Stand Your Ground Opponents Rejoice As Marissa Alexander Gets a Second Chance At Freedom

Impact

An appeal court has just granted a new trial for Marissa Alexander, an African American woman condemned to 20 years in prison for shooting a warning shot in her ceiling during a conflict with her husband in May 2012. 

Alexander's lawyers maintained that she fired the shot into her ceiling out of self-defense because her husband physically assaulted and threatened to kill her. No one was actually shot; and no one was hurt. Despite this, as Irin Carmon from MSNBC notes, it only took 12 minutes for the jury to convict her.

If you think giving 20 years in jail to a woman who tried to defend herself and who had no criminal history before her arrest, you are not alone.

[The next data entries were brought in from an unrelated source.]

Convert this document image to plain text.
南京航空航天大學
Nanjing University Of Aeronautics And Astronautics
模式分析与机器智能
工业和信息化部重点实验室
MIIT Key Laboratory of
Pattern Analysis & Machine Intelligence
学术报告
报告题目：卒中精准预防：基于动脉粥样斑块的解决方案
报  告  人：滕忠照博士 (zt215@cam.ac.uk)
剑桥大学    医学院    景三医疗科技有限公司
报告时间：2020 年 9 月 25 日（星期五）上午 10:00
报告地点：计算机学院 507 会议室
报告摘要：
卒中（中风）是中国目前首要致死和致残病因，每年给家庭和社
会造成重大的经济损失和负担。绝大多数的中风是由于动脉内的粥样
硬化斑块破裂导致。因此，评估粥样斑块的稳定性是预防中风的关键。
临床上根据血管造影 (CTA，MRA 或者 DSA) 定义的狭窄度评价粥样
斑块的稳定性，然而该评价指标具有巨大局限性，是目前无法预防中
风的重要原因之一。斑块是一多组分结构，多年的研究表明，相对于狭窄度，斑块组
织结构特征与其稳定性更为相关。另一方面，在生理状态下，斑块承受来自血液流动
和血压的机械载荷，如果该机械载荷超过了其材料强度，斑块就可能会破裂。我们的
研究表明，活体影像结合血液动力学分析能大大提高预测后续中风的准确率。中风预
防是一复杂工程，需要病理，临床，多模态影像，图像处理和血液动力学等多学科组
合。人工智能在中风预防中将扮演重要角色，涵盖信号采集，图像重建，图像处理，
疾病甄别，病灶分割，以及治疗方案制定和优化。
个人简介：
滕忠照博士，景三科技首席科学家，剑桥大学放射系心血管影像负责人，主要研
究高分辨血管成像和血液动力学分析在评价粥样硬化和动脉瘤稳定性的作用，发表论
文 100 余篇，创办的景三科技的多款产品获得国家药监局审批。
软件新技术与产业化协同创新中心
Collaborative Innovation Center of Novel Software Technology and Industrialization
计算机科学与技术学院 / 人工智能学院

Marissa Alexander's case received a lot of attention during the Trayvon Martin trial. Many used her story to point to the inconsistent use of "Stand Your Ground" in Florida and how it tends to discriminate along racial lines. Although George Zimmerman claimed self-defense when he killed a black teenager, Alexander wasn't granted immunity using the same line of defense. Strangely enough, Angela Corey was the prosecutor for both cases. 

Many activists rightfully protested the outcome of her case and demanded that she be set free. 

Not sure if the justice system is guilty of racial bias? Check out this graph or look up this study by Frontline PBS showing that homicides commited by a white person whose victim was black were 354% more likely to be legally found justifiable. 

James H. Daniel, the appeal court judge, says that he is giving Marissa Alexander a new trial because "the jury instructions on self-defense were erroneous." He maintains that she won't be granted immunity under "Stand Your Ground," but will be given another chance to defend her case.

Marissa Alexander is not a criminal, she's a survivor of abuse. The only thing she is guilty of is being born into a system that discriminates against the color of her skin. Let's hope the jury in her next trial recognizes the truth and that she gets her well-deserved freedom.